Yup, we got rich as a nation riding on the security that the British navy gave our trading ships. And now others are doing the same on the back of our navy. But i think we are the ones with the most to lose, so accepting the cost is the less bad alternative.
Matya no baka
Matya, I’m not so sure. I agree that the US benefitted greatly as a trading nation from the Pax Britanicca imposed by the Royal Navy.
But consider this. The EU nations have a larger population and larger combined GNP than the US. As long as the US continues to coddle them they can continue to play the part of the irresponsible, self-indulgent, defiant child. Removing their safety blanket will force them to grow up. They will be forced to take the security of their region far more seriously. It’s far more likely they will realize that they’re better off allied with the US than in opposition.
Australia and Japan are completely capable of patrolling the eastern Pacific and putting down piracy. Coddling them only infantalizes them. I’d rather have strong partners than weak dependents.
Michael, sure they have a larger population and combined GNP, but we have a more efficient economy and better demographics. Coddling is not something we want to do. But how long would the transition period be, between when we pare back the navy and Europe grows up and smells the coffee? When not picking up their part of the burden hurts us more than it does them, and they are struggling to deal with pensions?
Maybe finally moving significant numbers of ground troops out of Europe will get that process started. That would be a nice result.
Matya no baka
Maty sez:
“Yup, we got rich as a nation riding on the security that the British navy gave our trading ships. And now others are doing the same on the back of our navy. But i think we are the ones with the most to lose, so accepting the cost is the less bad alternative.”

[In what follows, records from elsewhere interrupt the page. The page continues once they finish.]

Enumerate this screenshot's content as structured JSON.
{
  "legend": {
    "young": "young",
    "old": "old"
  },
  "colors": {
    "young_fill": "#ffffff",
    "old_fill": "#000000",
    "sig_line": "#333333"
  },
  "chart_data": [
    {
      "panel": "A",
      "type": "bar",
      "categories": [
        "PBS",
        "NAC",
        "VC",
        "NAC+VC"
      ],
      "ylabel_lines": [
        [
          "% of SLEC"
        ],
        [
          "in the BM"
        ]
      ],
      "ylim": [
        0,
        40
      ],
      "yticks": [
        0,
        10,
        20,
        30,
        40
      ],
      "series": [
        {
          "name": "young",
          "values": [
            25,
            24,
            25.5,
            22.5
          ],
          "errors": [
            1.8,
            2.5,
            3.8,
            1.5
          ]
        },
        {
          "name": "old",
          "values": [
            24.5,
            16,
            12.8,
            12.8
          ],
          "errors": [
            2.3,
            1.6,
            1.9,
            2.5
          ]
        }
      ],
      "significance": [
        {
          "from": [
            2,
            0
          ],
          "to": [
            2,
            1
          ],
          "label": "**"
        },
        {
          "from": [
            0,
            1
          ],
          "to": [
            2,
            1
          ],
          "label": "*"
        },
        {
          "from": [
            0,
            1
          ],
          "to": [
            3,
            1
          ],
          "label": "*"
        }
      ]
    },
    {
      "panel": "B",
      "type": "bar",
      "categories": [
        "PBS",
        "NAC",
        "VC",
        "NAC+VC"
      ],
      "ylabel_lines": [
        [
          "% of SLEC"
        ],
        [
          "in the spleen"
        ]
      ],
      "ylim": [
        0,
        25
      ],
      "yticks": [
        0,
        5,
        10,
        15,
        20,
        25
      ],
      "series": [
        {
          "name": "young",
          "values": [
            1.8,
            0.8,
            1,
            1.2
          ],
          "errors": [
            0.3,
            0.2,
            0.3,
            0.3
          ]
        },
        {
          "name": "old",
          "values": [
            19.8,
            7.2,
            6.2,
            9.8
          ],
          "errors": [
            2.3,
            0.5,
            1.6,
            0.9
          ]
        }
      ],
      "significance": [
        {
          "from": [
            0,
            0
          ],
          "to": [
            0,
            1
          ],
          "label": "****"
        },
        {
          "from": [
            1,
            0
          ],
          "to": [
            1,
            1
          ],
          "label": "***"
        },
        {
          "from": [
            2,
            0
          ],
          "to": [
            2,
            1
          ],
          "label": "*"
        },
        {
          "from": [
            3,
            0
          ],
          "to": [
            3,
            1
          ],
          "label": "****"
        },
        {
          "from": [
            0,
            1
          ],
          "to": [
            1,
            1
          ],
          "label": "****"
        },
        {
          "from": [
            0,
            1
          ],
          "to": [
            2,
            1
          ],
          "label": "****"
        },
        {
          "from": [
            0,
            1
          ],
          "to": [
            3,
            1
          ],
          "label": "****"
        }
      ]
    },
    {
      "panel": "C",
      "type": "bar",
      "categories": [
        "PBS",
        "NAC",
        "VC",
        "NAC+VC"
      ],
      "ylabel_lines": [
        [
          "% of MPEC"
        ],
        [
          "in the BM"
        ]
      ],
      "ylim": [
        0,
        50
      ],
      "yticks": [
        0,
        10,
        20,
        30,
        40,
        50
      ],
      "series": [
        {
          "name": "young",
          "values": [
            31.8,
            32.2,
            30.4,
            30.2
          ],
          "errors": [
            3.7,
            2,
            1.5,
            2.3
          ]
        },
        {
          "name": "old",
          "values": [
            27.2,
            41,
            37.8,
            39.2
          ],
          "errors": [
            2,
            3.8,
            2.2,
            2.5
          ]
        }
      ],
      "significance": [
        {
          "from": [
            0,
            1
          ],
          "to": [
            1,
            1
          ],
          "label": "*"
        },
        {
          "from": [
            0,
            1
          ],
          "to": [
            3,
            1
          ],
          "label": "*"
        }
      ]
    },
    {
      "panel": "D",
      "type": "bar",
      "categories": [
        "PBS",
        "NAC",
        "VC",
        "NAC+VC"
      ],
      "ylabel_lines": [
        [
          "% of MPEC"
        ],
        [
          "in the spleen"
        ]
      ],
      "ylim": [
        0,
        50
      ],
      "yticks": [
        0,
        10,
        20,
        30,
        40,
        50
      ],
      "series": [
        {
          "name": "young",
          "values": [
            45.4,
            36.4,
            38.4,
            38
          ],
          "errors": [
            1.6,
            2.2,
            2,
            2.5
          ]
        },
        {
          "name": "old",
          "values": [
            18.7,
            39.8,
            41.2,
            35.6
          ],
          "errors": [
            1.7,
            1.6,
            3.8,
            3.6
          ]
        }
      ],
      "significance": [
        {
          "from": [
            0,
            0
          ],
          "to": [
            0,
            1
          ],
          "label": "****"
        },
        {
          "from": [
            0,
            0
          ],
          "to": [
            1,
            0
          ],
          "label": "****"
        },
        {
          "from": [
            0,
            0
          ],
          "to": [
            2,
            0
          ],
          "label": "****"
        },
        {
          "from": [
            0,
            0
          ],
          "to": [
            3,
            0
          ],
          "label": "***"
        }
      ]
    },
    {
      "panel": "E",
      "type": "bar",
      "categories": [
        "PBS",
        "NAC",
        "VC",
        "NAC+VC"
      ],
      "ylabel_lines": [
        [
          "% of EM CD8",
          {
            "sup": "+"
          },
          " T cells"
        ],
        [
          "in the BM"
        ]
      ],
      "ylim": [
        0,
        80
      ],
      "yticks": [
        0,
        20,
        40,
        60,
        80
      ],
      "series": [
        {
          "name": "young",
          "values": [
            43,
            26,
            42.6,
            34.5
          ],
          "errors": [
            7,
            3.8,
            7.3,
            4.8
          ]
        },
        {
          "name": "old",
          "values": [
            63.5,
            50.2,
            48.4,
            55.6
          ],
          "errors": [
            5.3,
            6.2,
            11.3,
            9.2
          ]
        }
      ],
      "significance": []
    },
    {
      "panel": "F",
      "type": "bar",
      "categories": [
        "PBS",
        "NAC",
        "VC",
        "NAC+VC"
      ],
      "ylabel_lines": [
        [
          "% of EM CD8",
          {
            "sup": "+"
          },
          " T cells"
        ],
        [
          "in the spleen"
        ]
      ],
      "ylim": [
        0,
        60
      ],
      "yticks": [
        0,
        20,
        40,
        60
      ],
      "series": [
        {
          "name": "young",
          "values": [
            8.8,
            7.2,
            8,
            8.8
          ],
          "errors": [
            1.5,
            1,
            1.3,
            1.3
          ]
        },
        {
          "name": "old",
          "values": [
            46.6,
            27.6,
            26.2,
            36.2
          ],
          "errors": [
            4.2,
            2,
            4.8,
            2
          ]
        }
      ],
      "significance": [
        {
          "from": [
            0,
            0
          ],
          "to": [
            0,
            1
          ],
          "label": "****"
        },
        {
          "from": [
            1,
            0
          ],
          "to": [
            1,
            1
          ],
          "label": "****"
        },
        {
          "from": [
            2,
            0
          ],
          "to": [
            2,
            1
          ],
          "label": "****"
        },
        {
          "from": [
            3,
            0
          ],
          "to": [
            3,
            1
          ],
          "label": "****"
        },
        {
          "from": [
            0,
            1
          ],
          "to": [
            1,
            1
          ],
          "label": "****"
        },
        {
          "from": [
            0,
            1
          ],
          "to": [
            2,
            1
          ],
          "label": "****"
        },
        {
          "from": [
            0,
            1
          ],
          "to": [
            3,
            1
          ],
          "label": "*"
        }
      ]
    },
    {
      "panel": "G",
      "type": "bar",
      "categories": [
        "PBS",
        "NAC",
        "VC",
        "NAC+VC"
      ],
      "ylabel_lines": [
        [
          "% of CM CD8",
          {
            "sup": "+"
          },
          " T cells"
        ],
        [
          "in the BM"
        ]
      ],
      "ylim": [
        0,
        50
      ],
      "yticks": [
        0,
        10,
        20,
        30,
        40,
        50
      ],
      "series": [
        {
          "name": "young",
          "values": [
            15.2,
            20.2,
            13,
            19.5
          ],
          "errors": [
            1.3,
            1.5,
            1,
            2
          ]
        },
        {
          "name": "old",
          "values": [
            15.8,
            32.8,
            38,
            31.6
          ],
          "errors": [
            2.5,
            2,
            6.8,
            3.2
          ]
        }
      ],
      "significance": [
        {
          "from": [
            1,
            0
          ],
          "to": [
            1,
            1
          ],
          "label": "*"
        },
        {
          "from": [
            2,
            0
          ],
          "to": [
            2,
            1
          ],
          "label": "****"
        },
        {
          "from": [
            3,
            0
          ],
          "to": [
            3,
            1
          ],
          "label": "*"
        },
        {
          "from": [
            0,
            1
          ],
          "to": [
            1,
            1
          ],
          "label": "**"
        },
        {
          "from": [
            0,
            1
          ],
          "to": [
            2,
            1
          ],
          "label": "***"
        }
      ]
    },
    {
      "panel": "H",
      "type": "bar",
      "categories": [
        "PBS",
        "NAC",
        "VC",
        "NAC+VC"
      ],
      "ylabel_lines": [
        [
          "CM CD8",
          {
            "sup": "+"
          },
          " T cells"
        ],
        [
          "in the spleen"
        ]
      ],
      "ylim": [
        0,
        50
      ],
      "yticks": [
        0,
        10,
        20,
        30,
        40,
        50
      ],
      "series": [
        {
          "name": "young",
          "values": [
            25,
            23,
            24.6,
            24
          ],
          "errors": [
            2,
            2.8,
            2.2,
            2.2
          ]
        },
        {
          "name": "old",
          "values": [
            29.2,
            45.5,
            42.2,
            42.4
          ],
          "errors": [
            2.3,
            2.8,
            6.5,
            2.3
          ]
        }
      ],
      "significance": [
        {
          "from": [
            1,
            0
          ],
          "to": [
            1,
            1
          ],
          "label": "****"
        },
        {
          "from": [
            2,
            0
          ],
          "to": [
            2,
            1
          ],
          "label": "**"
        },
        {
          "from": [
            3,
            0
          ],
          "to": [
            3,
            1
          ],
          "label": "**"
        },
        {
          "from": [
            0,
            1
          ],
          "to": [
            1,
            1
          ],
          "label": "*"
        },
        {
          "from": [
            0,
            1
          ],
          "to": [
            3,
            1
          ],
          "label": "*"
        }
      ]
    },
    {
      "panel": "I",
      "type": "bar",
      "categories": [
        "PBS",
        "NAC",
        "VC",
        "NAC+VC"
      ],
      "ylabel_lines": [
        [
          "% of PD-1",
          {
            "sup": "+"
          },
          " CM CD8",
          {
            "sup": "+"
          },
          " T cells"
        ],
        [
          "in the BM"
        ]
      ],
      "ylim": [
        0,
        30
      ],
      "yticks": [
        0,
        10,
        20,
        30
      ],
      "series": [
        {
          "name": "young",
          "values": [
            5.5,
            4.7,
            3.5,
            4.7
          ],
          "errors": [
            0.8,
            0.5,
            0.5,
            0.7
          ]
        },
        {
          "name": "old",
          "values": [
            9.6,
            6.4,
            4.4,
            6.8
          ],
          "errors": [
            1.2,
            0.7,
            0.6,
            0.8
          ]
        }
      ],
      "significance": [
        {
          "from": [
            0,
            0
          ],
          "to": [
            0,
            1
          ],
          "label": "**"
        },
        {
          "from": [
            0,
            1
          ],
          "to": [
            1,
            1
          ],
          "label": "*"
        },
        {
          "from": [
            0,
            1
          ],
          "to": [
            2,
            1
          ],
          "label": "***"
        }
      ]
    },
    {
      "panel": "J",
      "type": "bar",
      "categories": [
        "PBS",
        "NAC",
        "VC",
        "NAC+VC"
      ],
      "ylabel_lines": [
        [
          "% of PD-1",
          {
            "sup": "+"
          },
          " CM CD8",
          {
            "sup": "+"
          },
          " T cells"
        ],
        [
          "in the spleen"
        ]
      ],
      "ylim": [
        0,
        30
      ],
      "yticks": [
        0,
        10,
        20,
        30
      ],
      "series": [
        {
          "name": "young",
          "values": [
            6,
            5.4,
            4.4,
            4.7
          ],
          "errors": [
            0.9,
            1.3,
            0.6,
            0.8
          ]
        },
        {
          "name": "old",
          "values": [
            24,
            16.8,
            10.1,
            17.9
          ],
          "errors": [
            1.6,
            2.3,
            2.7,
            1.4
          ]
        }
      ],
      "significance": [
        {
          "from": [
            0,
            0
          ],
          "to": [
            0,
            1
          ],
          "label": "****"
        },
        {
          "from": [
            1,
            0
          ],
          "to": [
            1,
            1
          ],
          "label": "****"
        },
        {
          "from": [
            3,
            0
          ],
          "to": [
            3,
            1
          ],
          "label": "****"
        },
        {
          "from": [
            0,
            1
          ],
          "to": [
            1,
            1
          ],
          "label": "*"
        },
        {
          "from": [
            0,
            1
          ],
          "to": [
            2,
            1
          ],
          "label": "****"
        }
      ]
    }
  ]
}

Unfortunately that’s just not true. We have provided our own protection since 1813 when we created a permanent Med squadron to deal with the barbary pirates. Other than that it was “at your own risk.” If you were providing protection to another country at that time it was as the colonial ruler of that country or its patron. It really is time for us to not provide the sea protection for other countries that are well enough developed to provide it themselves. After WWII we did the protecting because we were the only game in town and provided cover for Europe and Japan to redevelop. They have redeveloped and it is time to leave.
Also:
There really is no threat except terrorism for Europe. In the Pacific all the countries have to deal with China and our pulling out of Japan and Korea may encourage them to seek bilateral treaties spelling out how they will deal with the China threat with no US there. Its not like the US is leaving. The Pacific will still be an area of intense crutiny for the US.